By Jared Turner
Before and since July’s announcement that Erik Jones will join Joe Gibbs Racing’s four-car Monster Energy NASCAR Cup Series fleet in 2017, the 21-year-old youngster from Byron, Michigan has impressed his future boss — three-time Super Bowl-winning coach Joe Gibbs. Sunday’s race at Kansas Speedway was undoubtedly not one of Jones’ more impressive outings, however. Running in the middle of a big pack of cars, Jones triggered a massive wreck on Lap 198 when he lost control of his No. 77 Furniture Row Racing Toyota. Collected in the melee were none other than two Joe Gibbs Racing cars, including that of championship contender Matt Kenseth — the driver whom Jones will replace next season in JGR’s No. 20 Toyota. As a result, Kenseth ultimately failed to advance to the Round of 8. To his credit, Jones took responsibility for the incident. “I just lost it,” the rookie driver said. “It’s unfortunate, and I feel bad for my guys and my team, and I also feel bad for the cars that we took out of the race. It’s just a shame.”

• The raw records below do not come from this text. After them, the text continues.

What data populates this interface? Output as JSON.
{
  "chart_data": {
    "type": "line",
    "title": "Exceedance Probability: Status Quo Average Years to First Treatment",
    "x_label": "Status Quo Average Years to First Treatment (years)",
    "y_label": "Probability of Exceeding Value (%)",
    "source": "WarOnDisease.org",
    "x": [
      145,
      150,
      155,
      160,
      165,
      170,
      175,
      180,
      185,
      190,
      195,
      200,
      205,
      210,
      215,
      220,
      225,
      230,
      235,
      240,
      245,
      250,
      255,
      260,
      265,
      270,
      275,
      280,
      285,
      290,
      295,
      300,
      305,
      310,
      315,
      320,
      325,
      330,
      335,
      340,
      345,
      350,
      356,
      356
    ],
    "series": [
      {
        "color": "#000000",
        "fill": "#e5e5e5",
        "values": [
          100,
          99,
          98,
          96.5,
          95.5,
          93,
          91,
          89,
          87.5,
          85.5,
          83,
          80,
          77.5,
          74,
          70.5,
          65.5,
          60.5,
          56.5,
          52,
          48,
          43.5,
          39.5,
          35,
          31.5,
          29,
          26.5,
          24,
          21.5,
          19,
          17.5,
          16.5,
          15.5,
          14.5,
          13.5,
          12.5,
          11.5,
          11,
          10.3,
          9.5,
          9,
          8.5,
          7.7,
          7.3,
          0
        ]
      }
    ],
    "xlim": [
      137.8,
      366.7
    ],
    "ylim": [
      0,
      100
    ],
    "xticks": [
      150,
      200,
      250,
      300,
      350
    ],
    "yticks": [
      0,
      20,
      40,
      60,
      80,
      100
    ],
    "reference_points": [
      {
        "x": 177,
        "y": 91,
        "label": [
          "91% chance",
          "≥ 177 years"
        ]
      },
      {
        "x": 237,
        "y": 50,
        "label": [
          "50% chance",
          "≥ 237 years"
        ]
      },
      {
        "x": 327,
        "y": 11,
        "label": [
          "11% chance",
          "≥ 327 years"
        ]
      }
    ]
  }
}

The No. 78 Bunch Is A Paragon Of Resilience
No team has experienced more adversity off the track this season than Furniture Row Racing. And, likewise, no team has risen to the occasion more often. The Denver, Colorado-based organization’s resilience was on full display once again with Sunday’s victory at Kansas, where on Saturday night the team lost road-crew fabricator Jim Watson after Watson suffered a fatal heart attack during a recreational outing. Racing with a heavy heart, driver Martin Truex Jr. dedicated his latest win to Watson, who no doubt would have wanted the show to go on in his absence. Kudos to Truex, crew chief Cole Pearn and the entire No. 78 bunch for time and time again showing tremendous heart in the face of difficult and even painful situations this season.